Design of an adaptive LNA for hand‐held devices in a 1‐V 90‐nm standard RF CMOS technology: From circuit analysis to layout

Abstract

This paper deals the design of a reconfigurable Low‐Noise Amplifier (LNA) for the next generation of wireless hand‐held devices by using a lumped circuit approach based on physical laws. The purpose is not only to present simulation results showing the fulfillment of different standard specifications, but also to demonstrate that each design step has a physical meaning such that the mathematical design flow is simple as well as suitable for hand‐work in both laboratory and classroom.

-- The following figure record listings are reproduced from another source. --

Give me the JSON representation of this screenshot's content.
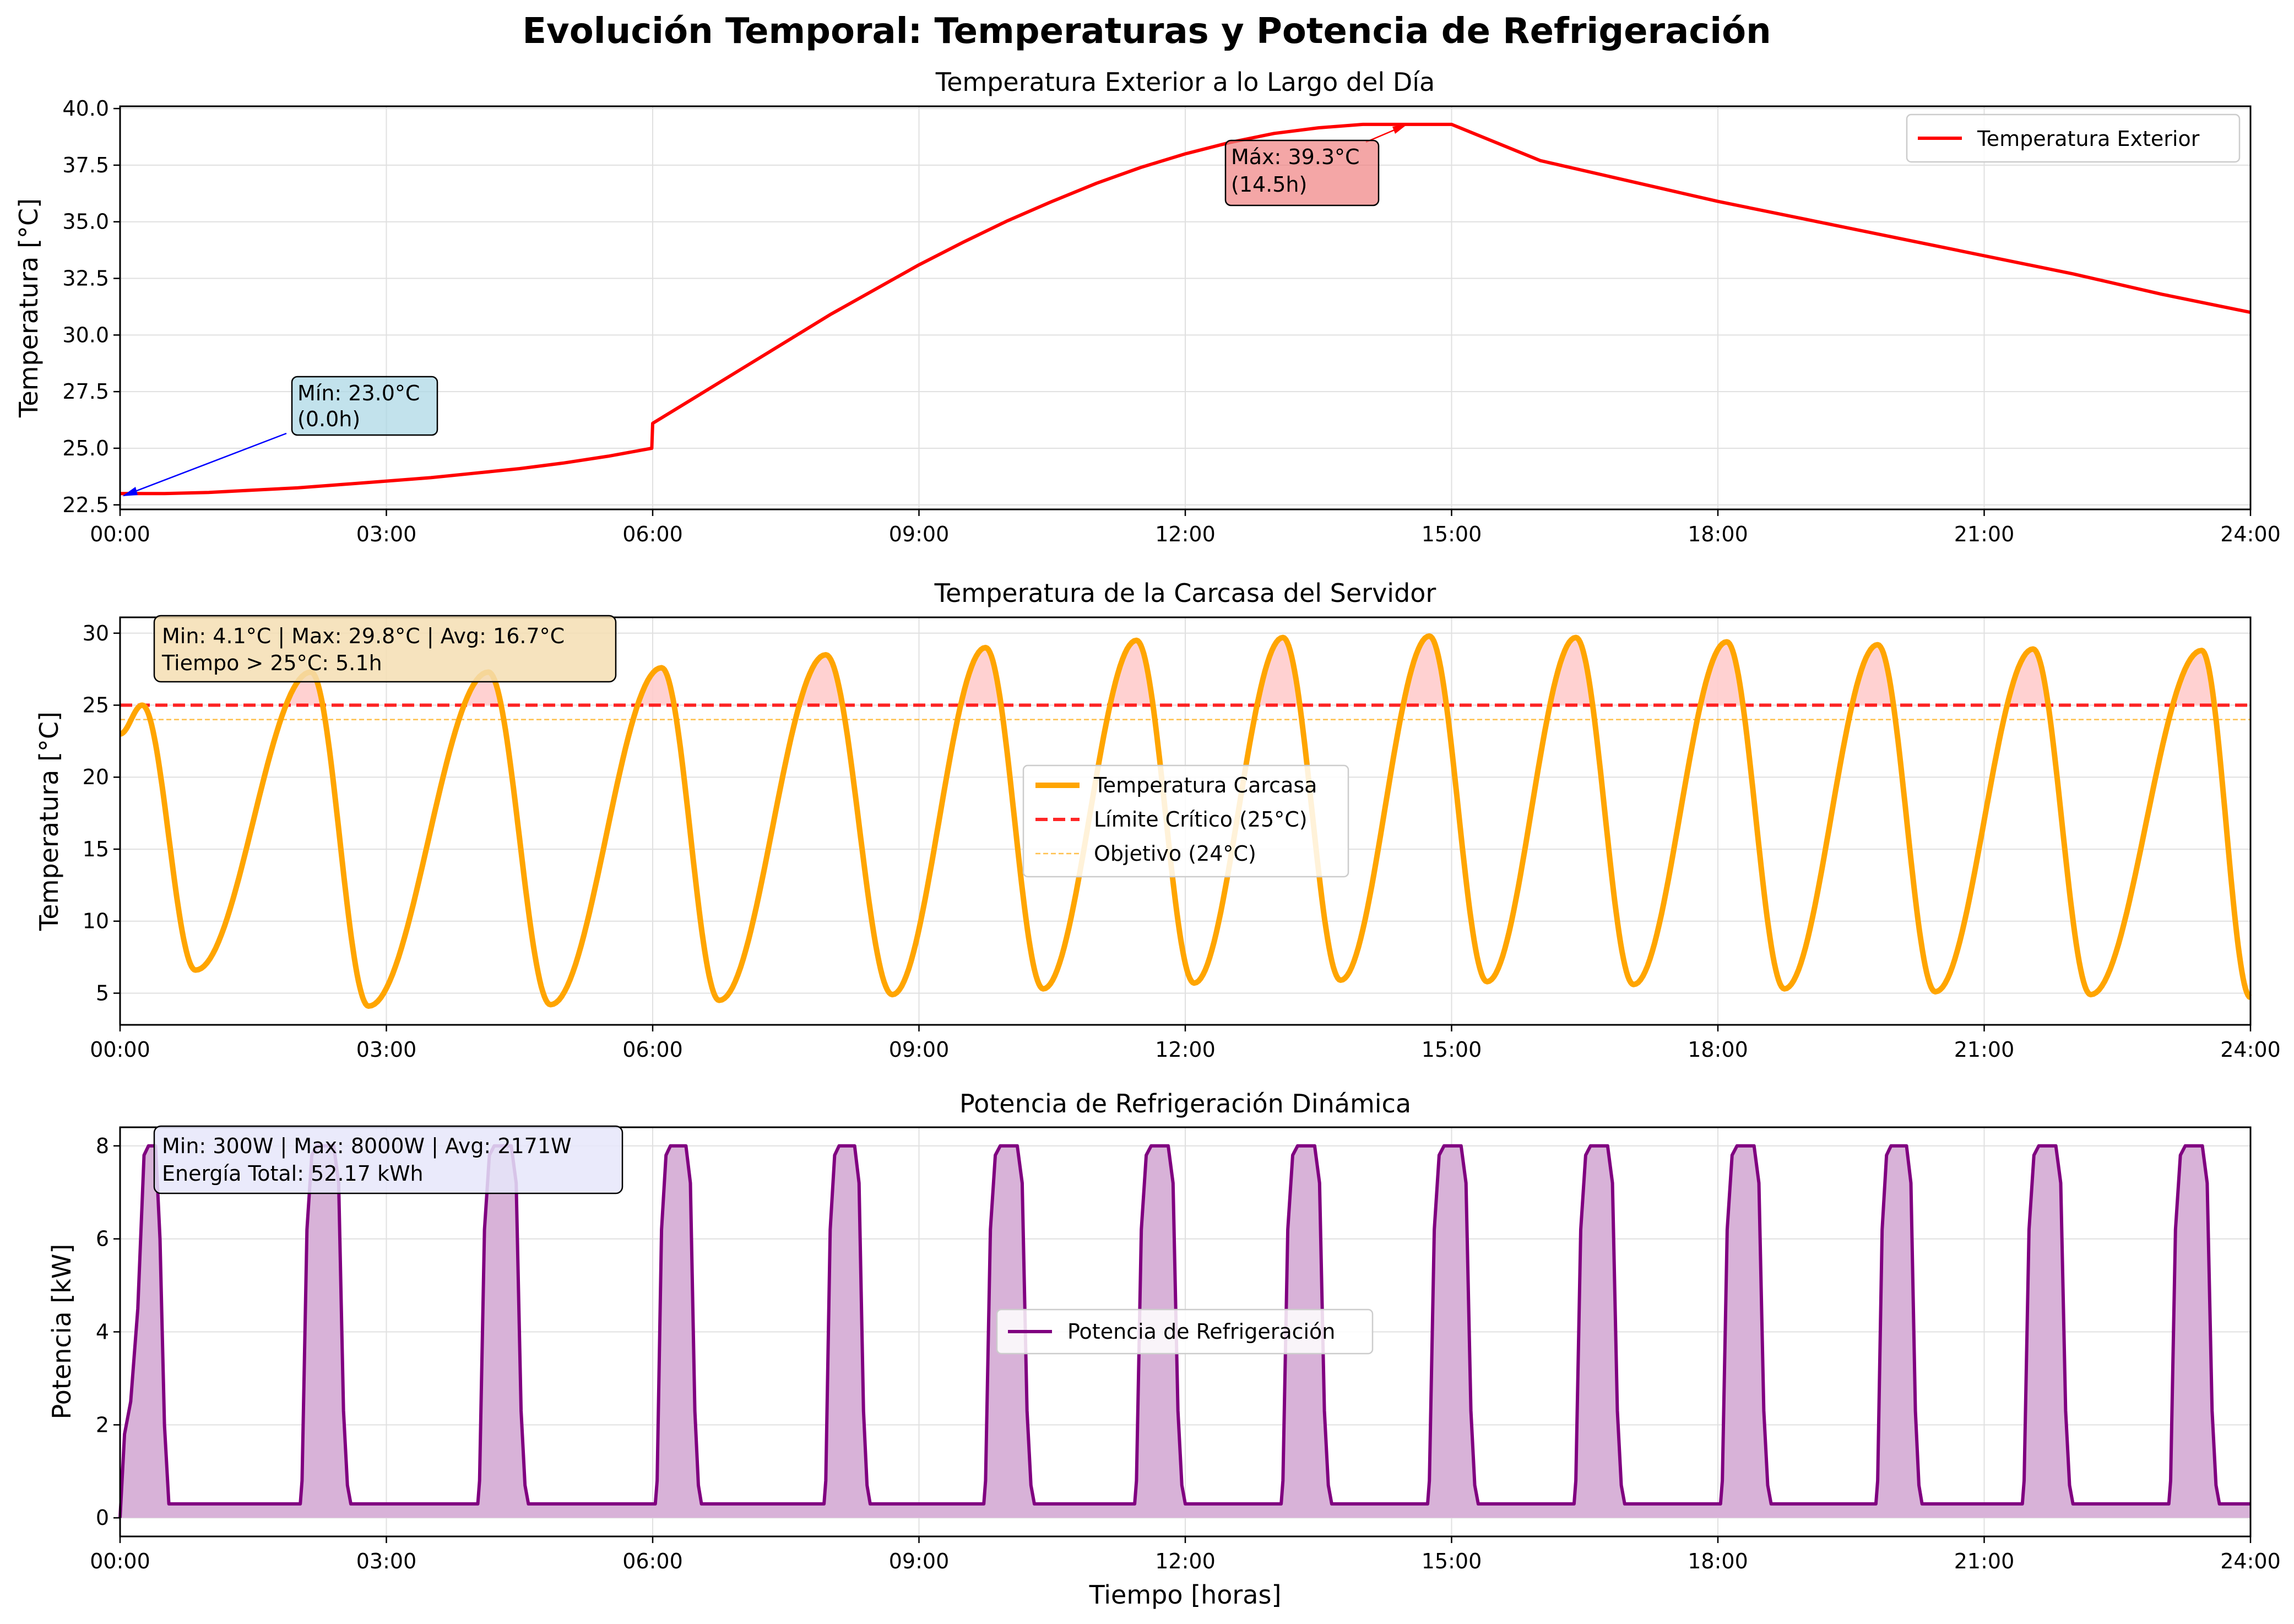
{
  "figure_title": "Evolución Temporal: Temperaturas y Potencia de Refrigeración",
  "xlabel": "Tiempo [horas]",
  "x_tick_labels": [
    "00:00",
    "03:00",
    "06:00",
    "09:00",
    "12:00",
    "15:00",
    "18:00",
    "21:00",
    "24:00"
  ],
  "colors": {
    "exterior": "#ff0000",
    "carcasa": "#ffa500",
    "limit": "#ff0000",
    "target": "#ffa500",
    "power": "#800080",
    "power_fill": "#d8b2d8",
    "over_fill": "#ffcccc",
    "grid": "#e0e0e0",
    "min_box": "#add8e6",
    "max_box": "#f08080",
    "stats_box_1": "#f5deb3",
    "stats_box_2": "#e6e6fa",
    "min_arrow": "#0000ff"
  },
  "chart_data": [
    {
      "type": "line",
      "title": "Temperatura Exterior a lo Largo del Día",
      "xlabel": "",
      "ylabel": "Temperatura [°C]",
      "xlim": [
        0,
        24
      ],
      "ylim": [
        22.3,
        40.1
      ],
      "x_ticks": [
        0,
        3,
        6,
        9,
        12,
        15,
        18,
        21,
        24
      ],
      "y_ticks": [
        22.5,
        25.0,
        27.5,
        30.0,
        32.5,
        35.0,
        37.5,
        40.0
      ],
      "y_tick_labels": [
        "22.5",
        "25.0",
        "27.5",
        "30.0",
        "32.5",
        "35.0",
        "37.5",
        "40.0"
      ],
      "grid": true,
      "legend_position": "upper right",
      "series": [
        {
          "name": "Temperatura Exterior",
          "x": [
            0,
            0.5,
            1,
            1.5,
            2,
            2.5,
            3,
            3.5,
            4,
            4.5,
            5,
            5.5,
            5.99,
            6.0,
            6.5,
            7,
            7.5,
            8,
            8.5,
            9,
            9.5,
            10,
            10.5,
            11,
            11.5,
            12,
            12.5,
            13,
            13.5,
            14,
            14.5,
            15,
            16,
            17,
            18,
            19,
            20,
            21,
            22,
            23,
            24
          ],
          "values": [
            23.0,
            23.0,
            23.05,
            23.15,
            23.25,
            23.4,
            23.55,
            23.7,
            23.9,
            24.1,
            24.35,
            24.65,
            25.0,
            26.1,
            27.3,
            28.5,
            29.7,
            30.9,
            32.0,
            33.1,
            34.1,
            35.05,
            35.9,
            36.7,
            37.4,
            38.0,
            38.5,
            38.9,
            39.15,
            39.3,
            39.3,
            39.3,
            37.7,
            36.8,
            35.9,
            35.1,
            34.3,
            33.5,
            32.7,
            31.8,
            31.0
          ]
        }
      ],
      "annotations": [
        {
          "text_line_1": "Mín: 23.0°C",
          "text_line_2": "(0.0h)",
          "point": [
            0.0,
            23.0
          ],
          "text_at": [
            2.0,
            27.0
          ]
        },
        {
          "text_line_1": "Máx: 39.3°C",
          "text_line_2": "(14.5h)",
          "point": [
            14.5,
            39.3
          ],
          "text_at": [
            12.5,
            37.6
          ]
        }
      ]
    },
    {
      "type": "line",
      "title": "Temperatura de la Carcasa del Servidor",
      "xlabel": "",
      "ylabel": "Temperatura [°C]",
      "xlim": [
        0,
        24
      ],
      "ylim": [
        2.8,
        31.1
      ],
      "x_ticks": [
        0,
        3,
        6,
        9,
        12,
        15,
        18,
        21,
        24
      ],
      "y_ticks": [
        5,
        10,
        15,
        20,
        25,
        30
      ],
      "y_tick_labels": [
        "5",
        "10",
        "15",
        "20",
        "25",
        "30"
      ],
      "grid": true,
      "legend_position": "center",
      "series": [
        {
          "name": "Temperatura Carcasa",
          "x": [
            0,
            0.25,
            0.85,
            2.15,
            2.8,
            4.15,
            4.85,
            6.1,
            6.75,
            7.95,
            8.7,
            9.75,
            10.4,
            11.45,
            12.1,
            13.1,
            13.75,
            14.75,
            15.4,
            16.4,
            17.05,
            18.1,
            18.75,
            19.8,
            20.45,
            21.55,
            22.2,
            23.45,
            24.0
          ],
          "values": [
            23.0,
            25.0,
            6.6,
            27.3,
            4.1,
            27.3,
            4.2,
            27.6,
            4.5,
            28.5,
            4.9,
            29.0,
            5.3,
            29.5,
            5.7,
            29.7,
            5.9,
            29.8,
            5.8,
            29.7,
            5.6,
            29.4,
            5.3,
            29.2,
            5.1,
            28.9,
            4.9,
            28.8,
            4.7
          ]
        },
        {
          "name": "Límite Crítico (25°C)",
          "x": [
            0,
            24
          ],
          "values": [
            25,
            25
          ]
        },
        {
          "name": "Objetivo (24°C)",
          "x": [
            0,
            24
          ],
          "values": [
            24,
            24
          ]
        }
      ],
      "stats_line_1": "Min: 4.1°C | Max: 29.8°C | Avg: 16.7°C",
      "stats_line_2": "Tiempo > 25°C: 5.1h"
    },
    {
      "type": "area",
      "title": "Potencia de Refrigeración Dinámica",
      "xlabel": "Tiempo [horas]",
      "ylabel": "Potencia [kW]",
      "xlim": [
        0,
        24
      ],
      "ylim": [
        -0.4,
        8.4
      ],
      "x_ticks": [
        0,
        3,
        6,
        9,
        12,
        15,
        18,
        21,
        24
      ],
      "y_ticks": [
        0,
        2,
        4,
        6,
        8
      ],
      "y_tick_labels": [
        "0",
        "2",
        "4",
        "6",
        "8"
      ],
      "grid": true,
      "legend_position": "center",
      "base_value": 0.3,
      "peak_value": 8.0,
      "first_pulse": {
        "x": [
          0,
          0.05,
          0.12,
          0.2,
          0.27,
          0.32,
          0.4,
          0.45,
          0.5,
          0.55
        ],
        "values": [
          0.0,
          1.8,
          2.5,
          4.5,
          7.8,
          8.0,
          8.0,
          6.0,
          2.0,
          0.3
        ]
      },
      "pulses": [
        {
          "start": 2.05,
          "end": 2.6
        },
        {
          "start": 4.05,
          "end": 4.6
        },
        {
          "start": 6.05,
          "end": 6.55
        },
        {
          "start": 7.95,
          "end": 8.45
        },
        {
          "start": 9.75,
          "end": 10.3
        },
        {
          "start": 11.45,
          "end": 12.0
        },
        {
          "start": 13.1,
          "end": 13.65
        },
        {
          "start": 14.75,
          "end": 15.3
        },
        {
          "start": 16.4,
          "end": 16.95
        },
        {
          "start": 18.05,
          "end": 18.6
        },
        {
          "start": 19.8,
          "end": 20.3
        },
        {
          "start": 21.45,
          "end": 22.0
        },
        {
          "start": 23.1,
          "end": 23.65
        }
      ],
      "series": [
        {
          "name": "Potencia de Refrigeración"
        }
      ],
      "stats_line_1": "Min: 300W | Max: 8000W | Avg: 2171W",
      "stats_line_2": "Energía Total: 52.17 kWh"
    }
  ]
}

The circuit under analysis, which is designed according to technological design rules of a 90nm CMOS technology, is a two‐stage topology including inductive‐source degeneration, MOS-varactor based tuning networks, and programmable bias currents. This proposal, with reduced number of inductors and minimum power dissipation, adapts its performance to different standard specifications; the LNA is designed to cope with the requirements of GSM (PCS1900), WCDMA, Bluetooth and WLAN (IEEE 802.11b‐g). In order to evaluate the effect of technology parasitics on the LNA performance, simulation results demonstrate that the LNA features NF<1.77dB, S21>16dB, S11<-5.5dB, S22<-5.5 dB and IIP3>-3.3 dBm over the 1.85-2.48 GHz band. For all the standards under study the adaptive power consumption varies from 25.3 mW to 53.3mW at a power supply of 1‐V. The layout of the reconfigurable LNA occupies an area of 1.8mm2.